Três anos, seis meses e uns dias

(Virgínia da Silva Veiga, 04/05/2019)

Diariamente, recebia notícias de empresários compelidos a encerrar as suas empresas. Eram, em alguns casos, pessoas cujos negócios vinham de gerações, cuja vida fora dedicada às empresas, que nada mais sabiam fazer, cujas idades não permitiam já a esperança de lograr um emprego por conta de outrem, num mercado, aliás, arrasado pelo desemprego.

Choravam por si e pelos empregados que tentaram sustentar até ao limite de lhes pagar do próprio bolso, com as poupanças de uma vida. Gente que ficou sem nada, pessoas que tendo trabalhado vidas inteiras no mesmo local de trabalho o perdiam sem ter sequer onde buscar novo emprego.
Sem um cêntimo ao fim do mês, dívidas e mais dívidas. Trabalhadores despedidos das empresas falidas aceitavam poder trabalhar – ainda se aceita – por um terço dos vencimentos a que estavam habituados, empregos desqualificados a que nem imaginaram algum dia ter que recorrer. Carreiras destruídas, sem retorno.

Hoje agradecem ter trabalho, a bênção de um salário mínimo, agora qualquer coisa acrescido, sorrindo, mais que ao miserável e exíguo ganho, à convicção de que ainda há-de vir melhor. De caminho, eram muitos os que acorriam ao meu escritório, pessoas cuja vida era pautada por ser cumpridor, dilaceradas. Traziam as acções executivas quase sempre fora de prazo para deduzir qualquer oposição, de braços caídos, tolhidos de vergonha, a perder casas, já sem carros, vendido o ouro da família a preço de agiotas.

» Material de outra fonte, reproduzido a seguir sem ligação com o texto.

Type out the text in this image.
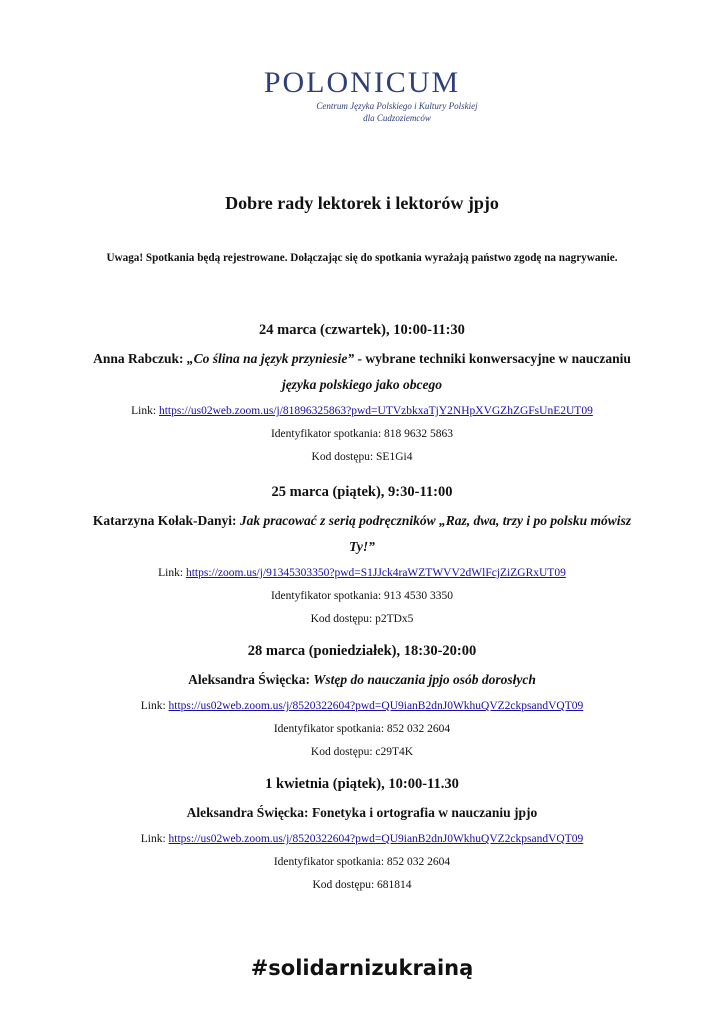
POLONICUM
Centrum Języka Polskiego i Kultury Polskiej
dla Cudzoziemców
Dobre rady lektorek i lektorów jpjo
Uwaga! Spotkania będą rejestrowane. Dołączając się do spotkania wyrażają państwo zgodę na nagrywanie.
24 marca (czwartek), 10:00-11:30
Anna Rabczuk: „Co ślina na język przyniesie” - wybrane techniki konwersacyjne w nauczaniu
języka polskiego jako obcego
Link: https://us02web.zoom.us/j/81896325863?pwd=UTVzbkxaTjY2NHpXVGZhZGFsUnE2UT09
Identyfikator spotkania: 818 9632 5863
Kod dostępu: SE1Gi4
25 marca (piątek), 9:30-11:00
Katarzyna Kołak-Danyi: Jak pracować z serią podręczników „Raz, dwa, trzy i po polsku mówisz
Ty!”
Link: https://zoom.us/j/91345303350?pwd=S1JJck4raWZTWVV2dWlFcjZiZGRxUT09
Identyfikator spotkania: 913 4530 3350
Kod dostępu: p2TDx5
28 marca (poniedziałek), 18:30-20:00
Aleksandra Święcka: Wstęp do nauczania jpjo osób dorosłych
Link: https://us02web.zoom.us/j/8520322604?pwd=QU9ianB2dnJ0WkhuQVZ2ckpsandVQT09
Identyfikator spotkania: 852 032 2604
Kod dostępu: c29T4K
1 kwietnia (piątek), 10:00-11.30
Aleksandra Święcka: Fonetyka i ortografia w nauczaniu jpjo
Link: https://us02web.zoom.us/j/8520322604?pwd=QU9ianB2dnJ0WkhuQVZ2ckpsandVQT09
Identyfikator spotkania: 852 032 2604
Kod dostępu: 681814
#solidarnizukrainą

Instalava-se-lhes um desalento, uma mágoa, uma raiva vinda das entranhas de quem a tudo somava um complexo de culpa por, afinal – acreditavam – terem feito qualquer coisa de errado. “Eu devia ter feito de outra maneira”, “eu devia estar parvo”, “para que é que eu fui fazer isto ou aquilo”, “se não fosse ter …” . E davam as consultas de questões de direito em verdadeiras sessões de terapia, de ânimo, às vezes sem já saber o que dizer e, bem pior, o que fazer…. Chegada a noite, tardava-me o sono: chorava por mim ou por eles? – perguntei aqui. E eram também em mim muitas interrogações a que se somava a aflição de não parar de pensar nos casos, o que fazer, de como fazer, de como negociar, de como lhes criar qualquer condição que lhes retirasse, a muitos deles, a notória tendência para o suicídio. Como buscar em mim forças que também eu perdia.

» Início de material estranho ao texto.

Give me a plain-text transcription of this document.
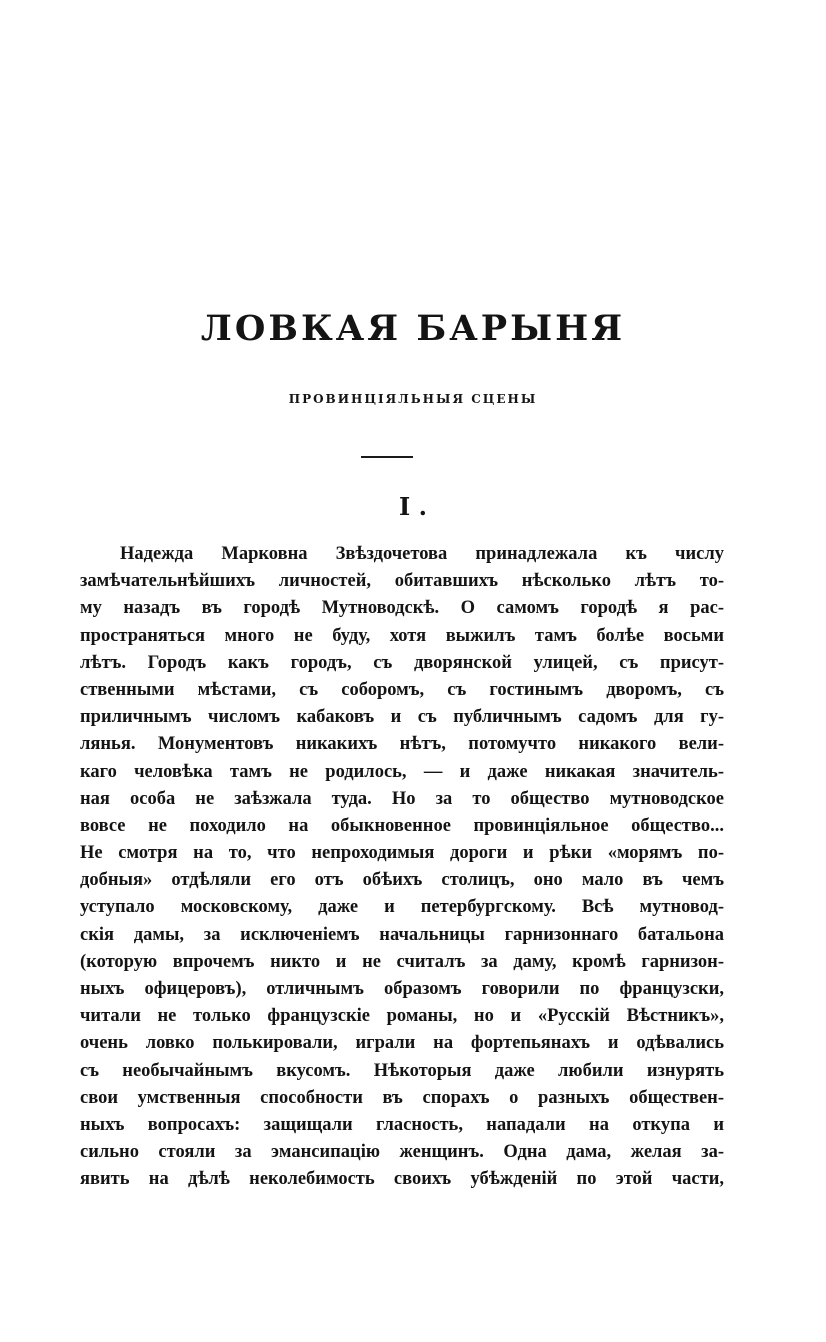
ЛОВКАЯ БАРЫНЯ
ПРОВИНЦІЯЛЬНЫЯ СЦЕНЫ
I .
Надежда Марковна Звѣздочетова принадлежала къ числу
замѣчательнѣйшихъ личностей, обитавшихъ нѣсколько лѣтъ то-
му назадъ въ городѣ Мутноводскѣ. О самомъ городѣ я рас-
пространяться много не буду, хотя выжилъ тамъ болѣе восьми
лѣтъ. Городъ какъ городъ, съ дворянской улицей, съ присут-
ственными мѣстами, съ соборомъ, съ гостинымъ дворомъ, съ
приличнымъ числомъ кабаковъ и съ публичнымъ садомъ для гу-
лянья. Монументовъ никакихъ нѣтъ, потомучто никакого вели-
каго человѣка тамъ не родилось, — и даже никакая значитель-
ная особа не заѣзжала туда. Но за то общество мутноводское
вовсе не походило на обыкновенное провинціяльное общество...
Не смотря на то, что непроходимыя дороги и рѣки «морямъ по-
добныя» отдѣляли его отъ обѣихъ столицъ, оно мало въ чемъ
уступало московскому, даже и петербургскому. Всѣ мутновод-
скія дамы, за исключеніемъ начальницы гарнизоннаго батальона
(которую впрочемъ никто и не считалъ за даму, кромѣ гарнизон-
ныхъ офицеровъ), отличнымъ образомъ говорили по французски,
читали не только французскіе романы, но и «Русскій Вѣстникъ»,
очень ловко полькировали, играли на фортепьянахъ и одѣвались
съ необычайнымъ вкусомъ. Нѣкоторыя даже любили изнурять
свои умственныя способности въ спорахъ о разныхъ обществен-
ныхъ вопросахъ: защищали гласность, нападали на откупа и
сильно стояли за эмансипацію женщинъ. Одна дама, желая за-
явить на дѣлѣ неколебимость своихъ убѣжденій по этой части,
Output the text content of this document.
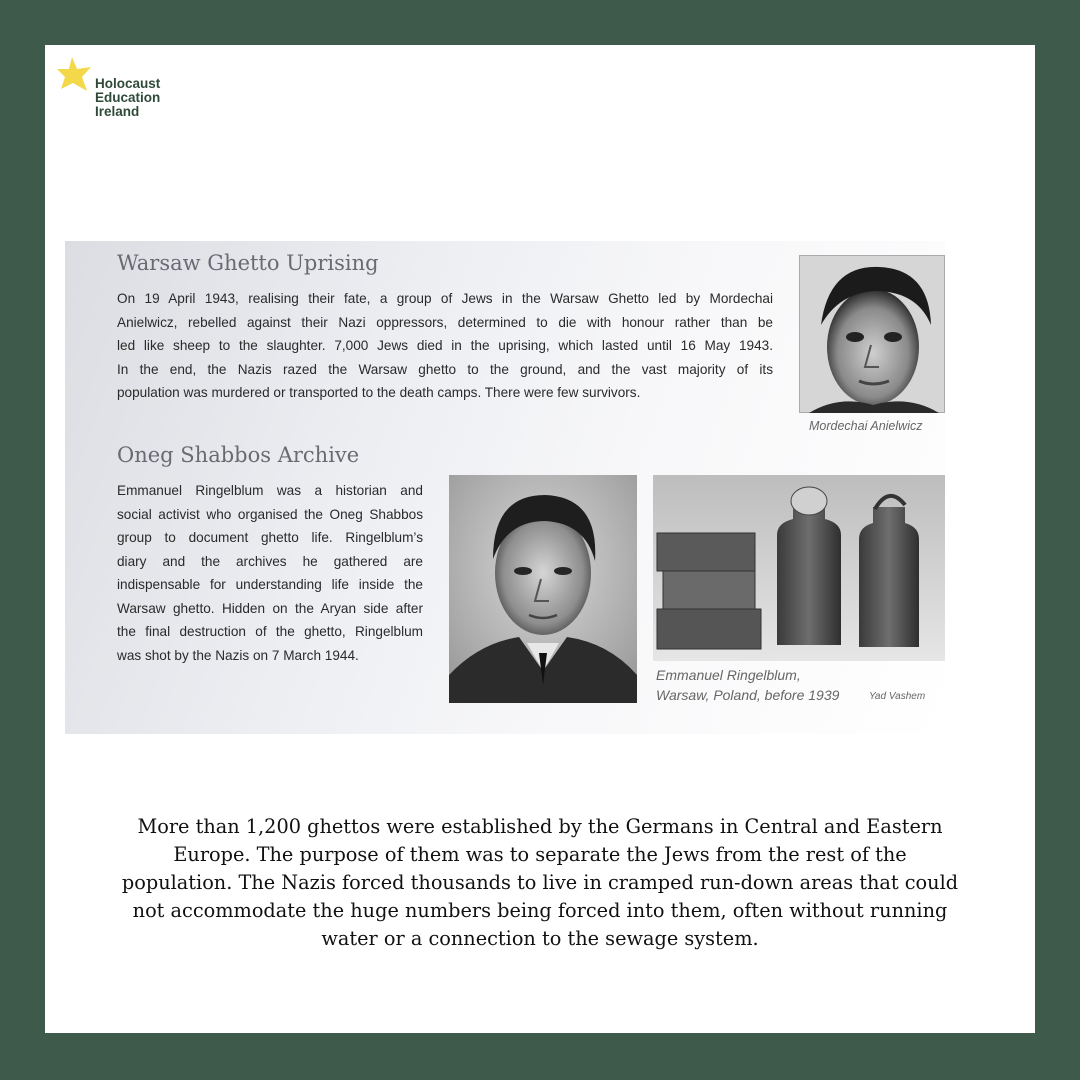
Holocaust
Education
Ireland
Warsaw Ghetto Uprising
On 19 April 1943, realising their fate, a group of Jews in the Warsaw Ghetto led by Mordechai
Anielwicz, rebelled against their Nazi oppressors, determined to die with honour rather than be
led like sheep to the slaughter. 7,000 Jews died in the uprising, which lasted until 16 May 1943.
In the end, the Nazis razed the Warsaw ghetto to the ground, and the vast majority of its
population was murdered or transported to the death camps. There were few survivors.
Mordechai Anielwicz
Oneg Shabbos Archive
Emmanuel Ringelblum was a historian and
social activist who organised the Oneg Shabbos
group to document ghetto life. Ringelblum’s
diary and the archives he gathered are
indispensable for understanding life inside the
Warsaw ghetto. Hidden on the Aryan side after
the final destruction of the ghetto, Ringelblum
was shot by the Nazis on 7 March 1944.
Emmanuel Ringelblum,
Warsaw, Poland, before 1939	Yad Vashem
More than 1,200 ghettos were established by the Germans in Central and Eastern
Europe. The purpose of them was to separate the Jews from the rest of the
population. The Nazis forced thousands to live in cramped run-down areas that could
not accommodate the huge numbers being forced into them, often without running
water or a connection to the sewage system.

A par, isso não precisava que ninguém me contasse, eram os arquitectos, os engenheiros, os meus colegas advogados, sobretudo os que ainda não tinham tido tempo de fazer carreira, com as rendas por pagar, as quotas às Ordens profissionais, as revisões dos carros, obviamente, os empregados … Sem um cêntimo de seu ao fim do mês, carreiras completamente destruídas. Sem um cêntimo e sem saber como, em que dia, o voltariam a receber, se algum dia recebessem.

E foi ver quem se despiu de si e foi pedir, a igrejas e instituições, o pão que jovens recolhiam nos bancos alimentares contra a fome. Uma sondagem da Católica revelava estarem a recorrer ao Banco alimentar 200 mil pessoas e acrescentava “a revelação mais dramática é de que existem quase cinco mil na fila de espera, metade dos que procuram comida ganha menos de 250 euros”. Os mais, eram mulheres, dando o corpo à pobreza envergonhada das famílias.

Três anos, seis meses e uns dias. É o tempo que decorreu sobre as eleições onde o País emergiu disto. E ainda não recuperou.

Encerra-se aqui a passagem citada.